Un phénomène qui s’aggrave depuis 2020
Les soldes de dettes négatives ont fortement augmenté depuis la pandémie. De nombreux acheteurs doivent désormais des milliers de dollars de plus que la valeur réelle de leur véhicule. Cette situation, aggravée par le report des dettes d’un achat à l’autre, peut piéger les propriétaires dans un cycle financier difficile à rompre.
Des chiffres alarmants
Selon les données d’Edmunds, environ 31 % des emprunteurs ayant échangé leur véhicule au premier trimestre 2024 présentaient un solde négatif. En moyenne, ces conducteurs devaient environ 7 200 dollars de plus que la valeur de leur voiture, un écart bien supérieur à celui observé il y a cinq ans.
Plutôt que de repartir sur de nouvelles bases, beaucoup de consommateurs intègrent leurs anciennes dettes dans leur nouveau prêt automobile. Résultat : ils paient des intérêts à la fois sur leur nouveau véhicule et sur leur ancienne erreur. Une situation comparable à charger sa voiture de briques avant un voyage et s’étonner de sa consommation excessive.
Les causes profondes de la crise
La pénurie de semi-conducteurs entre 2020 et 2021 a réduit l’offre de véhicules neufs, faisant flamber les prix.
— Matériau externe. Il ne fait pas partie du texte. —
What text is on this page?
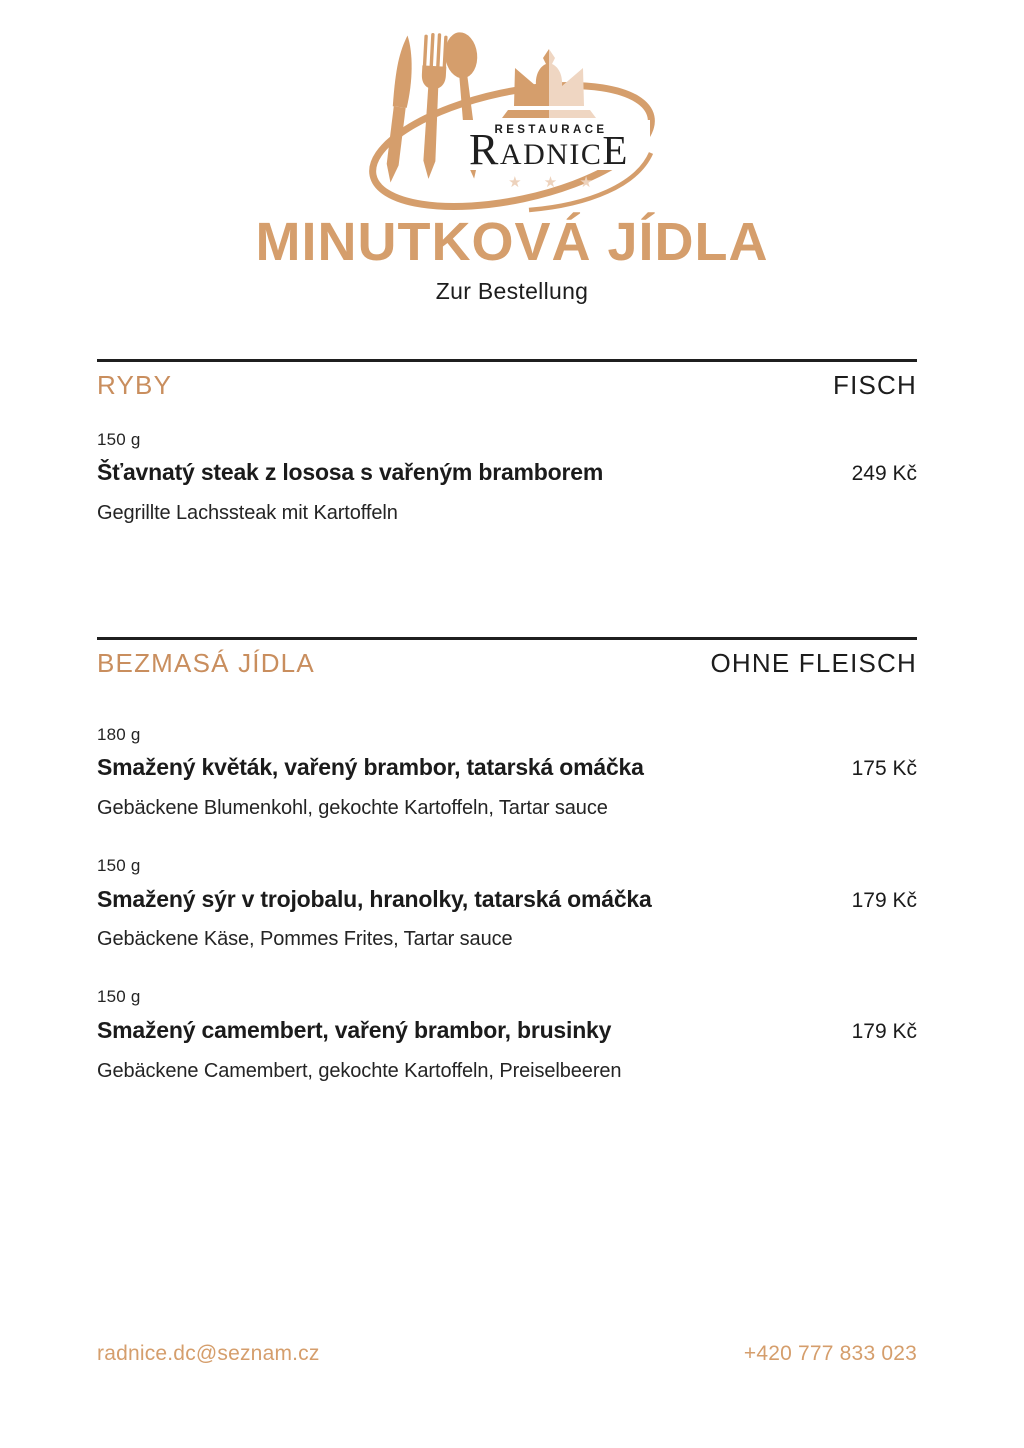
RESTAURACE
RADNICE
★ ★ ★
MINUTKOVÁ JÍDLA
Zur Bestellung
RYBY	FISCH
150 g
Šťavnatý steak z lososa s vařeným bramborem	249 Kč
Gegrillte Lachssteak mit Kartoffeln
BEZMASÁ JÍDLA	OHNE FLEISCH
180 g
Smažený květák, vařený brambor, tatarská omáčka	175 Kč
Gebäckene Blumenkohl, gekochte Kartoffeln, Tartar sauce
150 g
Smažený sýr v trojobalu, hranolky, tatarská omáčka	179 Kč
Gebäckene Käse, Pommes Frites, Tartar sauce
150 g
Smažený camembert, vařený brambor, brusinky	179 Kč
Gebäckene Camembert, gekochte Kartoffeln, Preiselbeeren
radnice.dc@seznam.cz	+420 777 833 023
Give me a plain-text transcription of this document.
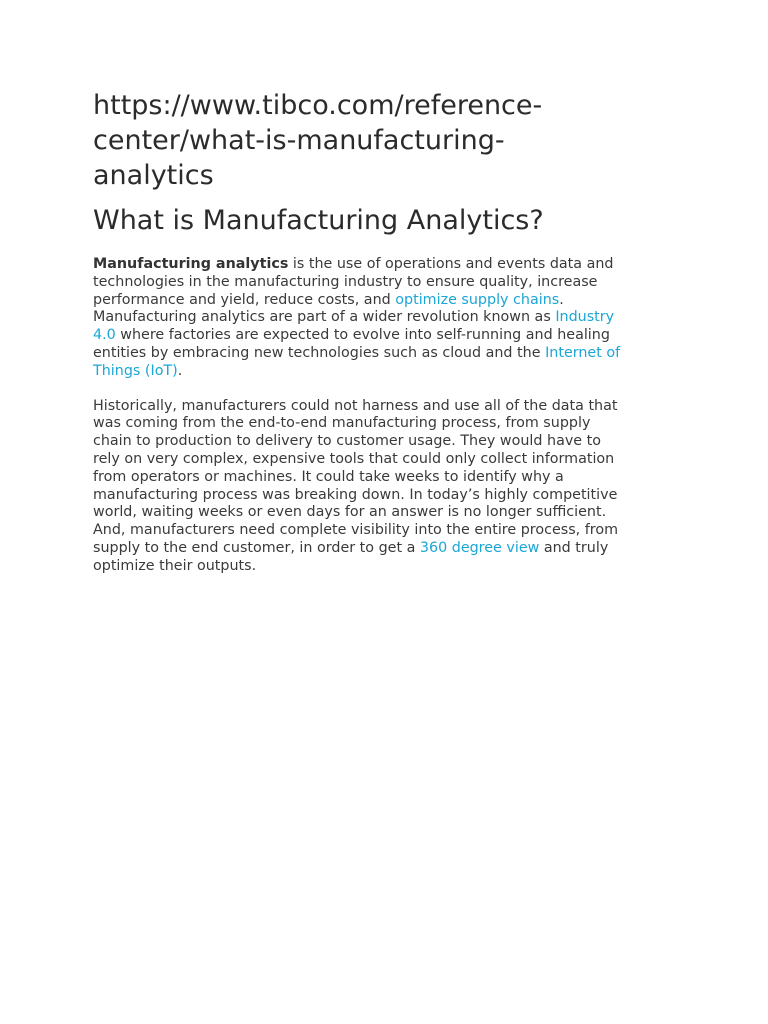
https://www.tibco.com/reference-
center/what-is-manufacturing-
analytics
What is Manufacturing Analytics?

Manufacturing analytics is the use of operations and events data and
technologies in the manufacturing industry to ensure quality, increase
performance and yield, reduce costs, and optimize supply chains.
Manufacturing analytics are part of a wider revolution known as Industry
4.0 where factories are expected to evolve into self-running and healing
entities by embracing new technologies such as cloud and the Internet of
Things (IoT).

Historically, manufacturers could not harness and use all of the data that
was coming from the end-to-end manufacturing process, from supply
chain to production to delivery to customer usage. They would have to
rely on very complex, expensive tools that could only collect information
from operators or machines. It could take weeks to identify why a
manufacturing process was breaking down. In today’s highly competitive
world, waiting weeks or even days for an answer is no longer sufficient.
And, manufacturers need complete visibility into the entire process, from
supply to the end customer, in order to get a 360 degree view and truly
optimize their outputs.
Les acheteurs, prêts à payer des surcoûts pour obtenir un véhicule, se retrouvent aujourd’hui avec des voitures qui perdent rapidement de la valeur. Ces achats surévalués reviennent désormais en échange lors de l’achat d’un nouveau modèle.
Un exemple frappant
Un concessionnaire de l’Ohio a partagé le cas d’un client souhaitant échanger un Ford F-150 Lightning contre un Mercedes-Benz GLE Coupe, tout en devant encore 87 000 dollars sur un véhicule valant seulement 47 000 dollars aujourd’hui.
« C’est un combat quotidien pour nous », a déclaré le concessionnaire Doug Horner.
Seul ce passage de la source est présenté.